What would Jesus say to British Christians today? I’m guessing he wouldn’t be impressed by all our debates about gender and sexuality and who is ritually eligible to be a Reader or a priest or a bishop. But I think he would look in horror at the photographs of children weeping from the effects of tear gas at the fenced-off borders of Europe. I can imagine his reply to the cabinet minister who says letting more refugees into the UK might threaten our standard of living. He would have something to say to the rich who blame welfare recipients for the state of the economy while protecting their own tax breaks.

And I’ll stick my neck out here and say that I believe he would turn over the tables in the forthcoming Parliamentary debate about assisted dying, as if the worth of our lives depends on our being of sound mind, physically healthy and independent. Those who have dementia or complex care needs, those who struggle with mental health problems or feel they have lived beyond their usefulness, are made in the image of God just as much as the healthy and strong.  In fact, they are more valuable in God’s eyes, according to Jesus, than the successful people who live comfortable lives of personal autonomy. They will be first in the kingdom of heaven. Jesus calls them the blessed ones in the Beatitudes.

It is what being doers of the word, and not just hearers of it, that matters. We had a wonderful example in recent days of the active courage of several people who wrestled a Kalashnikov-wielding terrorist into submission, using only their sense of urgency and their bare hands – and of course a very British necktie!
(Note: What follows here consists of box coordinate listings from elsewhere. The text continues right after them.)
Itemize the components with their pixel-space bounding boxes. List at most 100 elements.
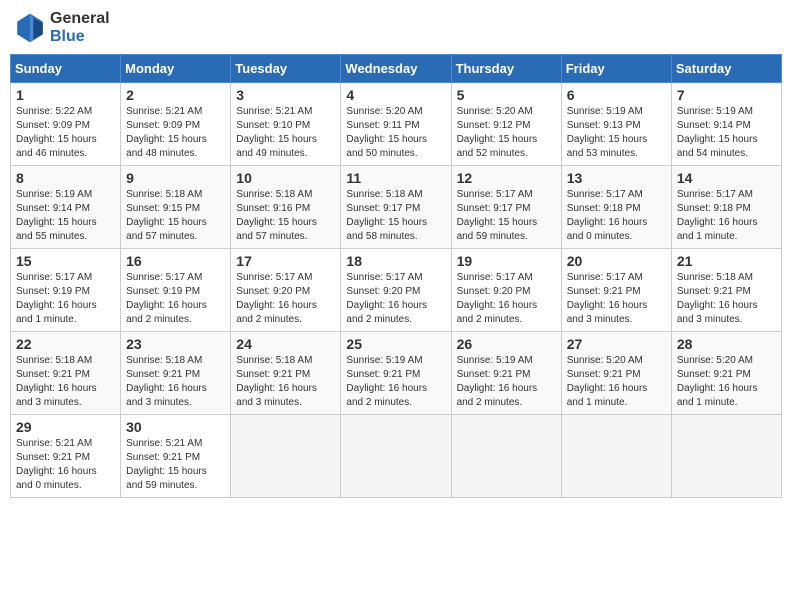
day-cell: 1 Sunrise: 5:22 AM Sunset: 9:09 PM Daylig…: [11, 83, 121, 166]
day-cell: 21Sunrise: 5:18 AM Sunset: 9:21 PM Dayli…: [671, 249, 781, 332]
day-cell: 30 Sunrise: 5:21 AM Sunset: 9:21 PM Dayli…: [121, 415, 231, 498]
day-cell: 29 Sunrise: 5:21 AM Sunset: 9:21 PM Dayli…: [11, 415, 121, 498]
header-sunday: Sunday: [11, 55, 121, 83]
day-cell: 15 Sunrise: 5:17 AM Sunset: 9:19 PM Dayli…: [11, 249, 121, 332]
day-cell: 10 Sunrise: 5:18 AM Sunset: 9:16 PM Dayli…: [231, 166, 341, 249]
day-number: 5: [457, 87, 556, 103]
day-info: Sunrise: 5:17 AM Sunset: 9:20 PM Dayligh…: [346, 271, 445, 327]
day-number: 21: [677, 253, 776, 269]
day-info: Sunrise: 5:19 AM Sunset: 9:13 PM Dayligh…: [567, 105, 666, 161]
day-number: 6: [567, 87, 666, 103]
day-number: 1: [16, 87, 115, 103]
day-number: 25: [346, 336, 445, 352]
empty-cell: [671, 415, 781, 498]
header-wednesday: Wednesday: [341, 55, 451, 83]
day-cell: 3 Sunrise: 5:21 AM Sunset: 9:10 PM Daylig…: [231, 83, 341, 166]
day-cell: 25 Sunrise: 5:19 AM Sunset: 9:21 PM Dayli…: [341, 332, 451, 415]
day-number: 29: [16, 419, 115, 435]
day-cell: 9 Sunrise: 5:18 AM Sunset: 9:15 PM Daylig…: [121, 166, 231, 249]
day-cell: 27 Sunrise: 5:20 AM Sunset: 9:21 PM Dayli…: [561, 332, 671, 415]
header-tuesday: Tuesday: [231, 55, 341, 83]
day-cell: 2Sunrise: 5:21 AM Sunset: 9:09 PM Daylig…: [121, 83, 231, 166]
day-number: 16: [126, 253, 225, 269]
day-number: 23: [126, 336, 225, 352]
day-info: Sunrise: 5:19 AM Sunset: 9:14 PM Dayligh…: [677, 105, 776, 161]
calendar-row: 29 Sunrise: 5:21 AM Sunset: 9:21 PM Dayli…: [11, 415, 782, 498]
day-info: Sunrise: 5:20 AM Sunset: 9:12 PM Dayligh…: [457, 105, 556, 161]
day-info: Sunrise: 5:21 AM Sunset: 9:21 PM Dayligh…: [126, 437, 225, 493]
day-number: 27: [567, 336, 666, 352]
calendar-row: 1 Sunrise: 5:22 AM Sunset: 9:09 PM Daylig…: [11, 83, 782, 166]
day-number: 22: [16, 336, 115, 352]
day-info: Sunrise: 5:19 AM Sunset: 9:21 PM Dayligh…: [346, 354, 445, 410]
day-number: 11: [346, 170, 445, 186]
day-info: Sunrise: 5:22 AM Sunset: 9:09 PM Dayligh…: [16, 105, 115, 161]
day-info: Sunrise: 5:17 AM Sunset: 9:17 PM Dayligh…: [457, 188, 556, 244]
day-cell: 18 Sunrise: 5:17 AM Sunset: 9:20 PM Dayli…: [341, 249, 451, 332]
header-monday: Monday: [121, 55, 231, 83]
day-info: Sunrise: 5:17 AM Sunset: 9:19 PM Dayligh…: [126, 271, 225, 327]
header-saturday: Saturday: [671, 55, 781, 83]
day-info: Sunrise: 5:20 AM Sunset: 9:21 PM Dayligh…: [677, 354, 776, 410]
logo-text: General Blue: [50, 10, 110, 46]
empty-cell: [561, 415, 671, 498]
day-number: 20: [567, 253, 666, 269]
empty-cell: [231, 415, 341, 498]
day-number: 3: [236, 87, 335, 103]
day-number: 10: [236, 170, 335, 186]
day-number: 24: [236, 336, 335, 352]
header-thursday: Thursday: [451, 55, 561, 83]
day-cell: 6 Sunrise: 5:19 AM Sunset: 9:13 PM Daylig…: [561, 83, 671, 166]
day-cell: 22 Sunrise: 5:18 AM Sunset: 9:21 PM Dayli…: [11, 332, 121, 415]
day-info: Sunrise: 5:20 AM Sunset: 9:11 PM Dayligh…: [346, 105, 445, 161]
day-info: Sunrise: 5:17 AM Sunset: 9:19 PM Dayligh…: [16, 271, 115, 327]
day-cell: 4 Sunrise: 5:20 AM Sunset: 9:11 PM Daylig…: [341, 83, 451, 166]
calendar-table: Sunday Monday Tuesday Wednesday Thursday…: [10, 54, 782, 498]
day-info: Sunrise: 5:21 AM Sunset: 9:10 PM Dayligh…: [236, 105, 335, 161]
weekday-header-row: Sunday Monday Tuesday Wednesday Thursday…: [11, 55, 782, 83]
day-cell: 7 Sunrise: 5:19 AM Sunset: 9:14 PM Daylig…: [671, 83, 781, 166]
day-info: Sunrise: 5:18 AM Sunset: 9:21 PM Dayligh…: [126, 354, 225, 410]
day-info: Sunrise: 5:18 AM Sunset: 9:16 PM Dayligh…: [236, 188, 335, 244]
day-cell: 26Sunrise: 5:19 AM Sunset: 9:21 PM Dayli…: [451, 332, 561, 415]
day-number: 30: [126, 419, 225, 435]
day-info: Sunrise: 5:18 AM Sunset: 9:21 PM Dayligh…: [236, 354, 335, 410]
day-number: 7: [677, 87, 776, 103]
empty-cell: [341, 415, 451, 498]
day-number: 18: [346, 253, 445, 269]
day-info: Sunrise: 5:19 AM Sunset: 9:14 PM Dayligh…: [16, 188, 115, 244]
day-info: Sunrise: 5:18 AM Sunset: 9:15 PM Dayligh…: [126, 188, 225, 244]
day-cell: 23 Sunrise: 5:18 AM Sunset: 9:21 PM Dayli…: [121, 332, 231, 415]
day-number: 8: [16, 170, 115, 186]
day-cell: 14 Sunrise: 5:17 AM Sunset: 9:18 PM Dayli…: [671, 166, 781, 249]
day-number: 4: [346, 87, 445, 103]
empty-cell: [451, 415, 561, 498]
header-friday: Friday: [561, 55, 671, 83]
day-cell: 5 Sunrise: 5:20 AM Sunset: 9:12 PM Daylig…: [451, 83, 561, 166]
day-info: Sunrise: 5:21 AM Sunset: 9:09 PM Dayligh…: [126, 105, 225, 161]
day-cell: 24 Sunrise: 5:18 AM Sunset: 9:21 PM Dayli…: [231, 332, 341, 415]
day-cell: 20Sunrise: 5:17 AM Sunset: 9:21 PM Dayli…: [561, 249, 671, 332]
day-number: 15: [16, 253, 115, 269]
day-number: 26: [457, 336, 556, 352]
day-cell: 11Sunrise: 5:18 AM Sunset: 9:17 PM Dayli…: [341, 166, 451, 249]
page-header: General Blue: [10, 10, 782, 46]
day-number: 14: [677, 170, 776, 186]
day-info: Sunrise: 5:20 AM Sunset: 9:21 PM Dayligh…: [567, 354, 666, 410]
day-cell: 28 Sunrise: 5:20 AM Sunset: 9:21 PM Dayli…: [671, 332, 781, 415]
day-info: Sunrise: 5:17 AM Sunset: 9:20 PM Dayligh…: [236, 271, 335, 327]
day-number: 9: [126, 170, 225, 186]
day-info: Sunrise: 5:17 AM Sunset: 9:18 PM Dayligh…: [677, 188, 776, 244]
day-number: 19: [457, 253, 556, 269]
day-cell: 12Sunrise: 5:17 AM Sunset: 9:17 PM Dayli…: [451, 166, 561, 249]
day-info: Sunrise: 5:21 AM Sunset: 9:21 PM Dayligh…: [16, 437, 115, 493]
day-info: Sunrise: 5:18 AM Sunset: 9:21 PM Dayligh…: [16, 354, 115, 410]
logo: General Blue: [14, 10, 110, 46]
calendar-row: 22 Sunrise: 5:18 AM Sunset: 9:21 PM Dayli…: [11, 332, 782, 415]
day-number: 13: [567, 170, 666, 186]
day-cell: 8 Sunrise: 5:19 AM Sunset: 9:14 PM Daylig…: [11, 166, 121, 249]
day-cell: 17 Sunrise: 5:17 AM Sunset: 9:20 PM Dayli…: [231, 249, 341, 332]
day-number: 17: [236, 253, 335, 269]
calendar-row: 15 Sunrise: 5:17 AM Sunset: 9:19 PM Dayli…: [11, 249, 782, 332]
day-number: 28: [677, 336, 776, 352]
But active doing of the word isn’t always so dramatic. Last week we held the funeral of our former churchwarden, Malcolm Craddock, who was passionately committed to our work with the homeless and with vulnerable young people. Even though he knew he was terminally ill, he didn’t ease up one whit on his concern to fund and publicise and support these causes. We will continue to honour his commitment in his memory.

We may not all have the opportunity to put an arm-lock on a terrorist, but all of us can be active in the service of justice and mercy. We can turn our attention away from ritual purity, rule-keeping and self-righteousness. We can stop blaming the poor for being disadvantaged or the desperate for trying to better themselves. We can see the image of God in those who are terminally sick or deeply depressed, rather than suggest they might want to end their lives. And we can use whatever resources we are lucky enough to have, whether they are of time, education or money, to be doers of the word and not just hearers.